Naquela noite chorei sozinha na casa de banho, com medo que ele ouvisse. Senti-me ridícula por estar magoada por causa de umas flores, mas sabia que era muito mais do que isso. Era sobre ser vista, ser amada, ser escolhida todos os dias.
Os dias seguintes foram um arrastar de silêncios e pequenas discussões. Comecei a evitar estar em casa quando ele chegava. Passei mais tempo com a minha irmã, Sofia, que sempre foi o meu porto seguro.
— Tu tens de decidir se isto te faz feliz — disse ela uma tarde, enquanto bebíamos café na esplanada do bairro.
— Não sei… sinto-me presa entre o medo de ficar sozinha e o medo de nunca ser suficiente para ele.
Sofia apertou-me a mão. — A felicidade não pode ser uma luta constante por migalhas de atenção.
As palavras dela ficaram comigo durante dias. Comecei a pensar em tudo o que abdiquei para estar com o Miguel: os jantares com amigas que deixei de ir porque ele não gostava da companhia delas; as viagens adiadas porque “a Leonor tem prioridade”; os sonhos adiados à espera de um gesto dele que nunca veio.
Uma tarde, ao chegar a casa mais cedo do trabalho, ouvi risos vindos da sala. Entrei devagar e vi Miguel ao telefone com Rita. Falavam sobre a Leonor, mas havia uma intimidade ali que me magoou mais do que qualquer discussão.
Quando desligou, olhou para mim como se eu fosse uma intrusa na própria casa.
— Chegaste cedo hoje…
— Sim… — respondi, sem saber o que dizer.
O silêncio instalou-se outra vez entre nós.
Nessa noite tomei uma decisão. Não podia continuar assim. Escrevi-lhe uma carta — porque sabia que nunca conseguiria dizer tudo cara a cara sem chorar ou gritar:
“Miguel,
Sinto-me invisível ao teu lado. Sei que tens responsabilidades com a Rita e com a Leonor, mas também sou tua mulher e preciso de sentir que sou importante para ti. Não quero competir com ninguém pelo teu amor ou pela tua atenção. Quero sentir-me escolhida todos os dias — como tu escolheste dar flores à Rita no aniversário dela. Se não consegues fazer isso por mim, talvez seja melhor cada um seguir o seu caminho.
Ana”
Deixei a carta em cima da mesa da cozinha e fui dormir ao sofá da sala da minha irmã nessa noite.
No dia seguinte ele ligou-me dezenas de vezes antes de finalmente aparecer à porta da Sofia.
— Ana… podemos falar?
Olhei para ele e vi nos olhos dele algo que já não via há muito tempo: medo de me perder.
Conversámos durante horas naquela noite. Ele pediu desculpa por ter sido insensível, por ter dado tudo como garantido. Disse que nunca percebeu o quanto me magoava ao repetir padrões antigos e prometeu mudar.
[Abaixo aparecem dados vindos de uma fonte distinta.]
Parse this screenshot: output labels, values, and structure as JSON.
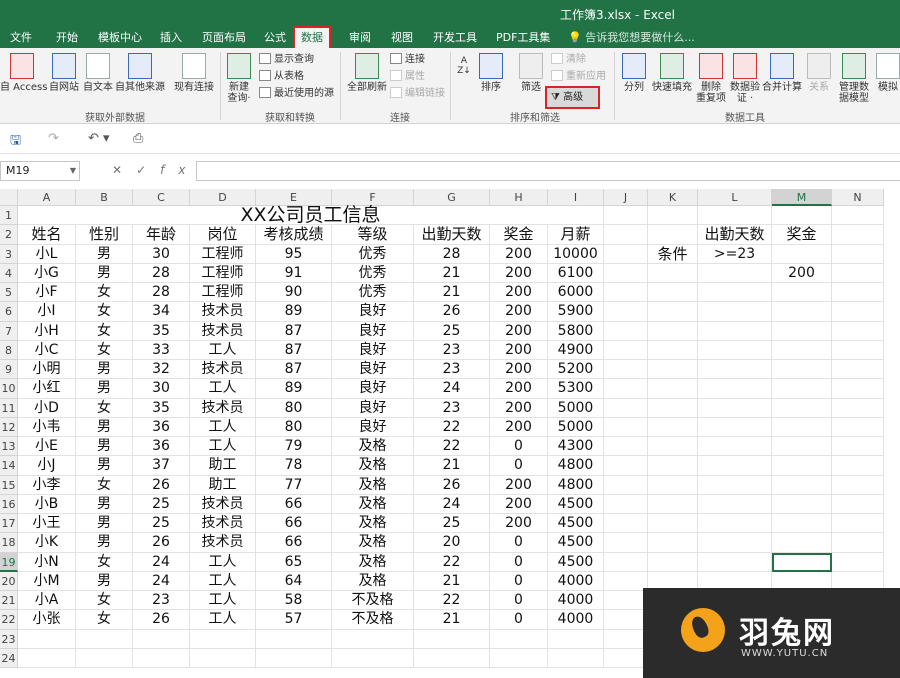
{
  "app": {
    "window_title": "工作簿3.xlsx - Excel",
    "tell_me": "告诉我您想要做什么..."
  },
  "tabs": [
    "文件",
    "开始",
    "模板中心",
    "插入",
    "页面布局",
    "公式",
    "数据",
    "审阅",
    "视图",
    "开发工具",
    "PDF工具集"
  ],
  "ribbon": {
    "groups": {
      "external": "获取外部数据",
      "transform": "获取和转换",
      "connections": "连接",
      "sort_filter": "排序和筛选",
      "data_tools": "数据工具"
    },
    "buttons": {
      "access": "自 Access",
      "web": "自网站",
      "text": "自文本",
      "other": "自其他来源",
      "existing": "现有连接",
      "new_query_1": "新建",
      "new_query_2": "查询·",
      "show_query": "显示查询",
      "from_table": "从表格",
      "recent": "最近使用的源",
      "refresh_all": "全部刷新",
      "connections": "连接",
      "properties": "属性",
      "edit_links": "编辑链接",
      "sort": "排序",
      "filter": "筛选",
      "clear": "清除",
      "reapply": "重新应用",
      "advanced": "高级",
      "text_to_cols": "分列",
      "flash_fill": "快速填充",
      "remove_dup_1": "删除",
      "remove_dup_2": "重复项",
      "validation_1": "数据验",
      "validation_2": "证 ·",
      "consolidate": "合并计算",
      "relations": "关系",
      "data_model_1": "管理数",
      "data_model_2": "据模型",
      "whatif": "模拟"
    }
  },
  "formula_bar": {
    "name_box": "M19",
    "formula": ""
  },
  "sheet": {
    "columns": [
      "A",
      "B",
      "C",
      "D",
      "E",
      "F",
      "G",
      "H",
      "I",
      "J",
      "K",
      "L",
      "M",
      "N"
    ],
    "rows": [
      "1",
      "2",
      "3",
      "4",
      "5",
      "6",
      "7",
      "8",
      "9",
      "10",
      "11",
      "12",
      "13",
      "14",
      "15",
      "16",
      "17",
      "18",
      "19",
      "20",
      "21",
      "22",
      "23",
      "24"
    ],
    "title": "XX公司员工信息",
    "headers": [
      "姓名",
      "性别",
      "年龄",
      "岗位",
      "考核成绩",
      "等级",
      "出勤天数",
      "奖金",
      "月薪"
    ],
    "data": [
      [
        "小L",
        "男",
        "30",
        "工程师",
        "95",
        "优秀",
        "28",
        "200",
        "10000"
      ],
      [
        "小G",
        "男",
        "28",
        "工程师",
        "91",
        "优秀",
        "21",
        "200",
        "6100"
      ],
      [
        "小F",
        "女",
        "28",
        "工程师",
        "90",
        "优秀",
        "21",
        "200",
        "6000"
      ],
      [
        "小I",
        "女",
        "34",
        "技术员",
        "89",
        "良好",
        "26",
        "200",
        "5900"
      ],
      [
        "小H",
        "女",
        "35",
        "技术员",
        "87",
        "良好",
        "25",
        "200",
        "5800"
      ],
      [
        "小C",
        "女",
        "33",
        "工人",
        "87",
        "良好",
        "23",
        "200",
        "4900"
      ],
      [
        "小明",
        "男",
        "32",
        "技术员",
        "87",
        "良好",
        "23",
        "200",
        "5200"
      ],
      [
        "小红",
        "男",
        "30",
        "工人",
        "89",
        "良好",
        "24",
        "200",
        "5300"
      ],
      [
        "小D",
        "女",
        "35",
        "技术员",
        "80",
        "良好",
        "23",
        "200",
        "5000"
      ],
      [
        "小韦",
        "男",
        "36",
        "工人",
        "80",
        "良好",
        "22",
        "200",
        "5000"
      ],
      [
        "小E",
        "男",
        "36",
        "工人",
        "79",
        "及格",
        "22",
        "0",
        "4300"
      ],
      [
        "小J",
        "男",
        "37",
        "助工",
        "78",
        "及格",
        "21",
        "0",
        "4800"
      ],
      [
        "小李",
        "女",
        "26",
        "助工",
        "77",
        "及格",
        "26",
        "200",
        "4800"
      ],
      [
        "小B",
        "男",
        "25",
        "技术员",
        "66",
        "及格",
        "24",
        "200",
        "4500"
      ],
      [
        "小王",
        "男",
        "25",
        "技术员",
        "66",
        "及格",
        "25",
        "200",
        "4500"
      ],
      [
        "小K",
        "男",
        "26",
        "技术员",
        "66",
        "及格",
        "20",
        "0",
        "4500"
      ],
      [
        "小N",
        "女",
        "24",
        "工人",
        "65",
        "及格",
        "22",
        "0",
        "4500"
      ],
      [
        "小M",
        "男",
        "24",
        "工人",
        "64",
        "及格",
        "21",
        "0",
        "4000"
      ],
      [
        "小A",
        "女",
        "23",
        "工人",
        "58",
        "不及格",
        "22",
        "0",
        "4000"
      ],
      [
        "小张",
        "女",
        "26",
        "工人",
        "57",
        "不及格",
        "21",
        "0",
        "4000"
      ]
    ],
    "criteria": {
      "label": "条件",
      "header_l": "出勤天数",
      "header_m": "奖金",
      "value_l": ">=23",
      "value_m": "200"
    }
  },
  "watermark": {
    "brand": "羽兔网",
    "url": "WWW.YUTU.CN"
  }
}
Não sei se acredito em promessas feitas no desespero. Sei apenas que mereço mais do que migalhas de atenção e gestos vazios.
Hoje olho para trás e pergunto-me: quantas mulheres vivem assim — presas entre o passado dos maridos e o medo de ficarem sozinhas? Será possível reconstruir um amor quando já nos sentimos invisíveis há tanto tempo? E vocês… já se sentiram assim?